The gun nuts perfected the art of political assassination, how appropriate. Taking out any politician who crossed them. Breeding spineless politicians who won’t stand up to them for fear of it ending their career in the next primary.

The anti-abortionists and the pro-gun cabals captured the politics, gaming the system of primaries and caucuses to push their extreme positions. My mobilizing their one-issue voters in the primaries, before the majority of people were even involved in an election, they shifted the whole field to the extremes. After the primaries the winners “pivot to the center” to win votes but they were still beholden, for re-election to the extremists, who watch and remember.
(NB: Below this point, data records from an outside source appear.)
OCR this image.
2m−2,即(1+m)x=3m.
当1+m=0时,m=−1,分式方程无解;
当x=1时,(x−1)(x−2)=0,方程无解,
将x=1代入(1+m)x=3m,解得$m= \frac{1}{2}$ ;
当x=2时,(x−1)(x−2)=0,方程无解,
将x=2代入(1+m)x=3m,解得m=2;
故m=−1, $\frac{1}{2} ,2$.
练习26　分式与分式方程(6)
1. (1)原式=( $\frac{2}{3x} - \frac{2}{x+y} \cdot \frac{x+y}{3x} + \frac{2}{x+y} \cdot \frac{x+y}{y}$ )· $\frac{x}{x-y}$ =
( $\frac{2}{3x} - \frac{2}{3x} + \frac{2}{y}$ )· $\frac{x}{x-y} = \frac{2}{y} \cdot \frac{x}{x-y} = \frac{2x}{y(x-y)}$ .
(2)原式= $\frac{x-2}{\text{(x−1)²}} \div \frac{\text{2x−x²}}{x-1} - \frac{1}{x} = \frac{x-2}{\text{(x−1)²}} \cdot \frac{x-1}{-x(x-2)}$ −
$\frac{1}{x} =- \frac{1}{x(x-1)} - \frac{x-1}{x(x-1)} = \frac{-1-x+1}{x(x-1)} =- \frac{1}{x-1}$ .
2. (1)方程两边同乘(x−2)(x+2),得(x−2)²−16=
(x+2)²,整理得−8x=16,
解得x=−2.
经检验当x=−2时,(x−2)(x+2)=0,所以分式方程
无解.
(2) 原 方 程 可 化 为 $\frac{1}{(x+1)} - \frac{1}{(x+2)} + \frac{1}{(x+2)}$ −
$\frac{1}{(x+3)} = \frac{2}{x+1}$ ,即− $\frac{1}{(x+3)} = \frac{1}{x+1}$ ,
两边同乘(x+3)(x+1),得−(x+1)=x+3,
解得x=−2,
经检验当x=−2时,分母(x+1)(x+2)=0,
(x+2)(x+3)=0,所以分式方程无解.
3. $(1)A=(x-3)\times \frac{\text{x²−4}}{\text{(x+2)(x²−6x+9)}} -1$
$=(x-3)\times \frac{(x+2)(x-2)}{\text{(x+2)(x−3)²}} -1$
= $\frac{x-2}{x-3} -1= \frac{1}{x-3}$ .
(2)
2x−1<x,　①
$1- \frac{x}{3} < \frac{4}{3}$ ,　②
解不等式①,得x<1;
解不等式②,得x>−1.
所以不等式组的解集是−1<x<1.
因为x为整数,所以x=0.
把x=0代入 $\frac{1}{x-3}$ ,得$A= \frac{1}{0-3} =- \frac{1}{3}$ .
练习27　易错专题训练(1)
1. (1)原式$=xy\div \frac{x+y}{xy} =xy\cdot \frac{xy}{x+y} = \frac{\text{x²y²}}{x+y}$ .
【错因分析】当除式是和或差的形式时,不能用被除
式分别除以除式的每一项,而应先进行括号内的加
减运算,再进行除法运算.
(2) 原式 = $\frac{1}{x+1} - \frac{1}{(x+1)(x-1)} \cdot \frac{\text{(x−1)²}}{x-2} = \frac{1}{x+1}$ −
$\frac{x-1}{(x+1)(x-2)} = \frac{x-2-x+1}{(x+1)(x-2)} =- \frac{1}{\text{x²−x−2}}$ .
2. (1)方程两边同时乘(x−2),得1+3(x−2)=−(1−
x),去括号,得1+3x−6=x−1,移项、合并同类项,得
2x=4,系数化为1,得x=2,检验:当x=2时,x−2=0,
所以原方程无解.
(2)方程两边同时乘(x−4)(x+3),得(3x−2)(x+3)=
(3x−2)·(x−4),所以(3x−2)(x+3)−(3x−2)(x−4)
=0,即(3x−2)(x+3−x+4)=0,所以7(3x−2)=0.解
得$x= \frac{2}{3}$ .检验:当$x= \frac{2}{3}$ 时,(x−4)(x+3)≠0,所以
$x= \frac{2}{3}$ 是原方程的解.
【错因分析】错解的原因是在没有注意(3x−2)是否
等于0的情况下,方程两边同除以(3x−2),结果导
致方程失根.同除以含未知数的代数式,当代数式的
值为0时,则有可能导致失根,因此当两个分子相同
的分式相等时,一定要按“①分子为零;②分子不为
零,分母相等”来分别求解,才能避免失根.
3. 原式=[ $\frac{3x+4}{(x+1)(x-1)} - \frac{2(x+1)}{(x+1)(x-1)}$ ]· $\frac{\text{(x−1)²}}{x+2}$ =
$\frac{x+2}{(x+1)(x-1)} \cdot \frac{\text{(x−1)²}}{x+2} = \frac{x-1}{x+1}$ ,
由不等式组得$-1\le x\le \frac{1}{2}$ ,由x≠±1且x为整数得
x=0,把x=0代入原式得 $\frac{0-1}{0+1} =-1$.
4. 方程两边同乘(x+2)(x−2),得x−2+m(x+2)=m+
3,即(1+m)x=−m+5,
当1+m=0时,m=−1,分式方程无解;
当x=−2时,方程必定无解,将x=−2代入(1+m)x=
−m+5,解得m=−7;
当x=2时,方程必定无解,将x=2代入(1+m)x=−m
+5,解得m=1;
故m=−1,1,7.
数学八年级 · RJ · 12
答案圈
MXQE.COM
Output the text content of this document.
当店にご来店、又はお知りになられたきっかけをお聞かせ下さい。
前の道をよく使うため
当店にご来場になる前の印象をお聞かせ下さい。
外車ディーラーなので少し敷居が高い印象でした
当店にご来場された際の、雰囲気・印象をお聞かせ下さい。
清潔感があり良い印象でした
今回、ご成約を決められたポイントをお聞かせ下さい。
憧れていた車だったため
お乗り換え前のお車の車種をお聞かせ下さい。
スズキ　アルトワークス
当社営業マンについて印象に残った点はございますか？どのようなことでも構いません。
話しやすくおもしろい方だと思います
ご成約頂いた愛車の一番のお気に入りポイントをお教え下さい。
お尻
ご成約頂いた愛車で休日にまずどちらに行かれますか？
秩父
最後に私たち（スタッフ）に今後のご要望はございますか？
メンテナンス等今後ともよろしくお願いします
Extremists on the left learned from this and have used the same tactic to push their party further from the center, but they lack the longevity of the conservatives.

The end result is we are all fucked, the long term planning and laser focus of the extremist minorities on the left and right have eviscerated American democracy. There is no more room for politics, no compromise or common ground. The parties have been pushed so far apart that they have become unable of governing.

The extremists have built an unassailable position; they have burned system down on their way to success. By gaming the system they have broken the system, we have fallen into their trap, electing politicians who are so far to the extremes that all they can do in Washington is scream insults back and forth across the aisles.

They destroyed congress, they destroyed the presidency and they have destroyed the supreme court.

I don’t see how we will fix the system from within the broken system. How do you ever overcome the gerrymandering, lobbying, career politicians, PACs, and the apathy? I’d say vote, but I can’t see how voting will fix it… the extremist will kill any candidates who want to work with the other side, it to big a risk to their agenda. Its a zero sum game that only leads to more and more extreme positions.